Mappings
Overview
Mapping defines how Elasticsearch stores, indexes, and queries document fields.
- Similar to SQL schemas, it sets field types and properties.
- Ensures efficient storage and accurate searches.
A mapping is a schema definition. Elasticsearch has default settings, but you may customize it. For example, the following POST
request:
curl -XPUT $ELASTIC_ENDPOINT:9200/movies -d '
{
"mappings": {
"properties": {
"year": {
"type": "date"
}
}
}
}
'
Dynamic and Explicit Mapping
Dynamic mapping in Elasticsearch automatically detects and maps fields in your data as they are indexed. This simplifies setup and allows Elasticsearch to adapt to changing data structures.
- Automatically assigns data types based on content.
- Maps new fields without manual intervention.
On the other hand, explicit mapping gives you full control over field definitions and data types.
- Specifies field properties, such as data type and analyzers.
- Ensures consistency in how data is indexed and queried.
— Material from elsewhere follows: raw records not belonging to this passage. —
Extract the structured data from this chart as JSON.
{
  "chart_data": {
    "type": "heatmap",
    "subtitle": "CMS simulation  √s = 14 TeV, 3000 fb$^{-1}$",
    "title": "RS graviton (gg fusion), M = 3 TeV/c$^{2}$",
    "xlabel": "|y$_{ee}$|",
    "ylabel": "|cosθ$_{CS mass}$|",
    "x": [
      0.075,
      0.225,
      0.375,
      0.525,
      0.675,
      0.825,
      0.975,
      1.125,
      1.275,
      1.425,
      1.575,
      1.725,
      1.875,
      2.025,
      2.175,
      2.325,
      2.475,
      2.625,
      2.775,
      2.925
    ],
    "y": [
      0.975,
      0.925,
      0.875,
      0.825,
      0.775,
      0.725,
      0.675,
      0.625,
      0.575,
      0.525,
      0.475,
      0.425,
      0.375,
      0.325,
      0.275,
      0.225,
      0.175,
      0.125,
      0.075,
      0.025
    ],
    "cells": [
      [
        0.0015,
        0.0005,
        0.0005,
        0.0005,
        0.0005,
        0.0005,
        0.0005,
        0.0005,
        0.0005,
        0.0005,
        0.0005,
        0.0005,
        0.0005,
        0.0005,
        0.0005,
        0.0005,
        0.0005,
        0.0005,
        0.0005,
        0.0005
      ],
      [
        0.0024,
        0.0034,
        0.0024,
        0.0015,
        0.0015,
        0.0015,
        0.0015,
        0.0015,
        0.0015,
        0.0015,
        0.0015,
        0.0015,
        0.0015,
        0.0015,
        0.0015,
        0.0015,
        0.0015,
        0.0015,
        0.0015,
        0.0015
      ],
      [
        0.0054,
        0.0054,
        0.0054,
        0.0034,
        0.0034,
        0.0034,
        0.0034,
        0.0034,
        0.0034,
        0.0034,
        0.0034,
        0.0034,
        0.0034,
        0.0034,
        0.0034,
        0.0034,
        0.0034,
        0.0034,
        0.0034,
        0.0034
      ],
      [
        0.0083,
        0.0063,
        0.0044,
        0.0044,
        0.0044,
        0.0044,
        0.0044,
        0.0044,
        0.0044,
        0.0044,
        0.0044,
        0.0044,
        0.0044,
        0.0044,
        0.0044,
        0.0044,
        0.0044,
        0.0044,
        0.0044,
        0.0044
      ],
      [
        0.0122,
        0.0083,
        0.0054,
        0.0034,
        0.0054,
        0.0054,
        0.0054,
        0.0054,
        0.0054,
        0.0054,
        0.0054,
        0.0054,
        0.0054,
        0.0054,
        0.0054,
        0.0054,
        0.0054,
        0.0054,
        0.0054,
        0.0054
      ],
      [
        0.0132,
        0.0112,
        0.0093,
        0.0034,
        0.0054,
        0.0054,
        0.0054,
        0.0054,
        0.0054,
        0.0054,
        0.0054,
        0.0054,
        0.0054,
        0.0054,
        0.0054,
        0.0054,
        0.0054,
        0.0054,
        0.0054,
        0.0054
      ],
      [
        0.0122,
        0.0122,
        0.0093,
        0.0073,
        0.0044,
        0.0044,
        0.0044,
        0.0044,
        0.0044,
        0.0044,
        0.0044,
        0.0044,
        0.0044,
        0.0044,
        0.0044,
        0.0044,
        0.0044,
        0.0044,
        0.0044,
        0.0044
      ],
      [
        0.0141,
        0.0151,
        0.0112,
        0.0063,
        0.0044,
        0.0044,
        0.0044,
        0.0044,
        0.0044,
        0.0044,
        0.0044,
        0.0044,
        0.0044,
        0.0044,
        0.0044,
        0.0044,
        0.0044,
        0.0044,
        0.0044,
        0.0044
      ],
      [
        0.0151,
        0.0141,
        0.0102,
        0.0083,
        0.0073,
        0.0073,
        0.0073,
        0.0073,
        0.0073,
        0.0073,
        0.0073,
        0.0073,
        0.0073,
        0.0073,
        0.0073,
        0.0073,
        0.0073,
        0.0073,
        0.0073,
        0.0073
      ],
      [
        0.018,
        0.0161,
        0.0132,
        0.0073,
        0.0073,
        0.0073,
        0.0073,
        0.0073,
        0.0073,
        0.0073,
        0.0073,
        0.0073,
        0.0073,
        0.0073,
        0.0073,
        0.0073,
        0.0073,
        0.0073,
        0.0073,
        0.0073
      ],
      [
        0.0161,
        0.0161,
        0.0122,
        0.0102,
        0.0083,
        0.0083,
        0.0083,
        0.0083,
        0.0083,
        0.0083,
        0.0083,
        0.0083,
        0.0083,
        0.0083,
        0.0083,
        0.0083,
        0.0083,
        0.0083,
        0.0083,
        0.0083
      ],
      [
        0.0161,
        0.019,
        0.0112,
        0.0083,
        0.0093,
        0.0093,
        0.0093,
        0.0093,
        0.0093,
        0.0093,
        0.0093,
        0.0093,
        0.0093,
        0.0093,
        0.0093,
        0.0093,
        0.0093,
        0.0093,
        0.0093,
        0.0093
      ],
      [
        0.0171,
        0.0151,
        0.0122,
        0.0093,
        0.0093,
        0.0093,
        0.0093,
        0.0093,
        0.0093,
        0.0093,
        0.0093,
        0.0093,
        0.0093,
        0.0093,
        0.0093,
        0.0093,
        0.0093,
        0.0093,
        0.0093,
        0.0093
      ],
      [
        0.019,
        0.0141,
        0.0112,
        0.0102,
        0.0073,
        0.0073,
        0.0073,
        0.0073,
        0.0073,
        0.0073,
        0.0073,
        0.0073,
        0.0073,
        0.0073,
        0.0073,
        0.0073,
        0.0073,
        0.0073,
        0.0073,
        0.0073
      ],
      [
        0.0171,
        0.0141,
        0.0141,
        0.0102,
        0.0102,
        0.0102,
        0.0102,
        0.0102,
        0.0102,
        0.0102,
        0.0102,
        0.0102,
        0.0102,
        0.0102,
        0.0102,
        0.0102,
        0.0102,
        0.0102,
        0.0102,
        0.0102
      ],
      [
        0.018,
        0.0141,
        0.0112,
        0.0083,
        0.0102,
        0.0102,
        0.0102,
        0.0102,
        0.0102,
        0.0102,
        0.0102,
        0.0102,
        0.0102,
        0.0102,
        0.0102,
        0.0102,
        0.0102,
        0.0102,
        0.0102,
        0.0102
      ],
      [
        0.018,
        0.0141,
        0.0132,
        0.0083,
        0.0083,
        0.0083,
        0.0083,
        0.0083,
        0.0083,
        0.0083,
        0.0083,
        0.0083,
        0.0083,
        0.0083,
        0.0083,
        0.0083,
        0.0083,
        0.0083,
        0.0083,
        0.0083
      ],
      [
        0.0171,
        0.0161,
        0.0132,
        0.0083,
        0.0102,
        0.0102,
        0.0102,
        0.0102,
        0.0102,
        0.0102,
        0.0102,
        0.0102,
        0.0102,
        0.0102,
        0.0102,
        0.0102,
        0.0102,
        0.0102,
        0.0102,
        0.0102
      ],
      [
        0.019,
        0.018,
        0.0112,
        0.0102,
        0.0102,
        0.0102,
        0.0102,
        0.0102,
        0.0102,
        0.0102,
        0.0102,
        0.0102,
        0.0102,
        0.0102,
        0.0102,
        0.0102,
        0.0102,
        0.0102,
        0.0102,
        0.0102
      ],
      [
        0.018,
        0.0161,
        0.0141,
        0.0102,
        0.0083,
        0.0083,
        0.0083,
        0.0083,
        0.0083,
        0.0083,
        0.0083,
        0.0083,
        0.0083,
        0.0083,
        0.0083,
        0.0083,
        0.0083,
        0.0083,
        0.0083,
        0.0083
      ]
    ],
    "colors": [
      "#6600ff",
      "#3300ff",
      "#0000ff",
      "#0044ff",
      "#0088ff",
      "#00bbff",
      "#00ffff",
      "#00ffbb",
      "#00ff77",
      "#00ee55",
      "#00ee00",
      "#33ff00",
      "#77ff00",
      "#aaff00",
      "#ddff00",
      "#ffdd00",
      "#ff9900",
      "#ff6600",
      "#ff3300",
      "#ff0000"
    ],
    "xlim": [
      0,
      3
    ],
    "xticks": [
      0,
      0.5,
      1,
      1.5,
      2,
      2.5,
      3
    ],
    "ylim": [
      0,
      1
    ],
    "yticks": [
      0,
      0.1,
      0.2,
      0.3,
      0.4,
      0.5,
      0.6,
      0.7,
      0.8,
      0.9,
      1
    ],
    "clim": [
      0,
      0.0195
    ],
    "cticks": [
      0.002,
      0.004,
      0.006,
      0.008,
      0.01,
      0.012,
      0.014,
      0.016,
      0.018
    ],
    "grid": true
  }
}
- Prevents unexpected mappings by defining them in advance.
Field Types
Field types specify the format for each field in Elasticsearch.
curl -XPUT $ELASTIC_ENDPOINT:9200/movies -d '
{
"mappings": {
"properties": {
"title": {
"type": "text"
},
"release_date": {
"type": "date"
}
}
}
}
'
Field Index
Field indexing controls how data is indexed and searched.
curl -XPUT $ELASTIC_ENDPOINT:9200/movies -d '
{
"mappings": {
"properties": {
"title": {
"type": "text",
"index": true
}
}
}
}
'
Field Analyzer
Field analyzers define how text is processed for indexing and search, affecting how documents are stored and queried.
curl -XPUT $ELASTIC_ENDPOINT:9200/movies -d '
{
"mappings": {
"properties": {
"description": {
"type": "text",
"analyzer": "standard"
}
}
}
}
'
Sample Field Analyzers
Field analyzers can include components like character filters, tokenizers, and token filters.
-
Character Filters
- Modify text before tokenization.
- Examples: removing punctuation or normalizing case.
-
Tokenizers
- Break text into individual terms or tokens.
- Split strings with whitespace, punctuations, or non-letters
- Examples: include standard, whitespace, and keyword.
-
Token Filters
- Process tokens after tokenization.
- Lower-casing, stemming, synonyms, stopwords
- Examples: remove stop words, modify token case, etc.
Common choices for analyzers:
-
Standard
- Split on word boundaries, remove punctuation, lowercases
- Good choice if language is unknown
-
Simple
- Splits on anything that isn't a letter, and lowercase
-
Whitespace
- Splits on whitespaces but don't lowercase
-
Language
- Example: English
- Accounts for language-specific stopwords and stemming.